Exxon Mobil Case Study
By: Wendy • Case Study • 1,339 Words • April 1, 2010 • 1,674 Views
Exxon Mobil Case Study
ExxonMobil is the largest publicly traded oil and gas producing company. ExxonMobil does business in 200 countries world-wide (1). Some countries are designated for exploring gas and petroleum, and some are designated for manufacturing chemicals, lubricants, and market fuels (1). ExxonMobil's world-class petroleum portfolio gives access to proven reserves of 21.9 billion oil-equivalent barrels of oil and gas, which is the highest in the industry (1). The company's discovered resources consist of 72 billion oil equivalent barrels of oil and gas. On average, each day, they produce 2.5 million barrels of oil and 10.5 billion cubic feet of gas (4). Their asset base, includes more than 60,000 production wells in 1,800 fields in 25 countries. With activities in some 40 countries, ExxonMobil's oil and gas fields extend from West Texas to West Africa and from Australia to Alaska (1). The company operates in deep seas, arctic ice and deserts in some of the world's most remote regions (1). ExxonMobil is the world's largest nongovernmental marketer of equity natural gas. The company has access to 56 trillion cubic feet of proven reserves and discovered resources of more than 185 trillion cubic feet. It has gas sales in 25 countries and across five continents (4).

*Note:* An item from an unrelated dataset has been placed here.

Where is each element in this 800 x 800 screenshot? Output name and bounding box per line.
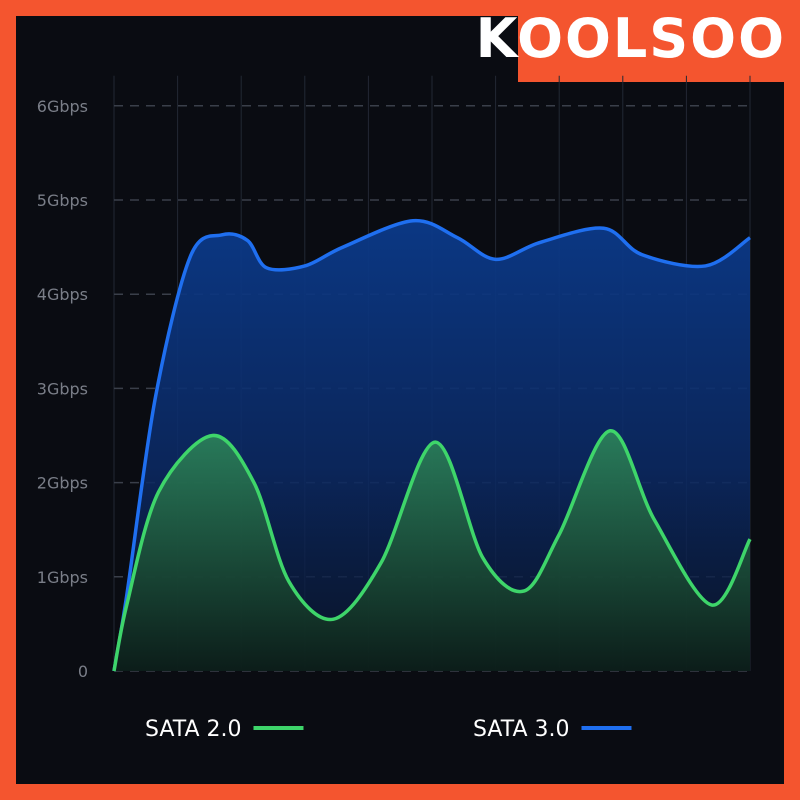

Oil is Exxon’s primary means of revenue. In the Oil industry there are competitive forces that function in the industry, but none stronger than the barriers of entry. One of the major barriers to entry is finding a supply of petroleum or gas. The cost of research, discovery, and output of gas and petroleum can easily reach the 100’s of millions of dollars. Another problem a new company would face, is receiving permission to develop oil in a foreign country. Because of the amount of money involved in oil, countries tend to produce oil on their own, rather than share the profits. The large investment in capital and the political connections needs to enter the industry, make it almost impossible to start a new oil company.
The second force that affects the oil industry is the bargaining power of suppliers. In the industry, suppliers have all the power. There is no international trade commission, so oil can be dispersed at any pace and be sold at what ever price suppliers want. The inelasticity of oil and the constant fear that oil is on the verge of running out, gives suppliers absolute power in the industry. The lack of a viable substitute, lack of buyer power, and the competition in the industry resembling a cartel, both keeps oil prices high and keeps consumers at bay.
Competition in the oil industry is separated by about 10 cents here in the US. The difference between ARCCO, Shell, Mobil, and Chevron, is between 1 and 10 cents. Oil companies don’t compete with each other. With gas prices constantly fluctuating towards the $3 mark, there is little room to raise prices. Consumers will not pay 25 cents more for a gallon of gas. Although Chevron Texaco and ExxonMobil make have a slight difference in price at the pump, the will not try to do anything to rock the boat.
Chevron Texaco, or Texaco Shell, is the leading competitor to ExxonMobil. Texaco is in the same areas of business as Exxon. Their petroleum products and lubricants are sold in the same markets, stores, and in many cases opposite street corners from each other. The two companies are very similar, but Exxon’s recent petroleum deals in the Middle East and Africa have allowed its stock price to jump ahead for the time being (1). In the industry, the two companies mainly compete for the ability to negotiate for new production. The competition is not made at the pump or at the local auto store. It seems that it’s more important to control oil than it is to sell it quickly. Because oil has so much value and power in the world, the industry is made of semi-friendly companies. Surviving and making as much profit as possible, is more important than trying to put people out of business.
Exxon’s competitive advantage lies in its vast global network of business. They do business in 40 countries around the world. It is estimated that Exxon has 22 billion barrels of crude oil in its possession (4). This is far more than any other nongovernmental company. Exxon’s ability to create production in foreign countries is the trait that allows them to stay ahead of the competition. Exxon is currently working deals in West Africa, Qatar, the Caspian, and Russia (1). Overall they hope to have 30 new projects in the next 3 years.
The amount of oil Exxon possesses will allow it to out last the competition. With the exception of new oil wells being discovered, Exxon will remain in business much longer and more successfully than the competition. As long as oil is the primary source of fuel in the world, Exxon will be able to keep control of the nongovernmental market.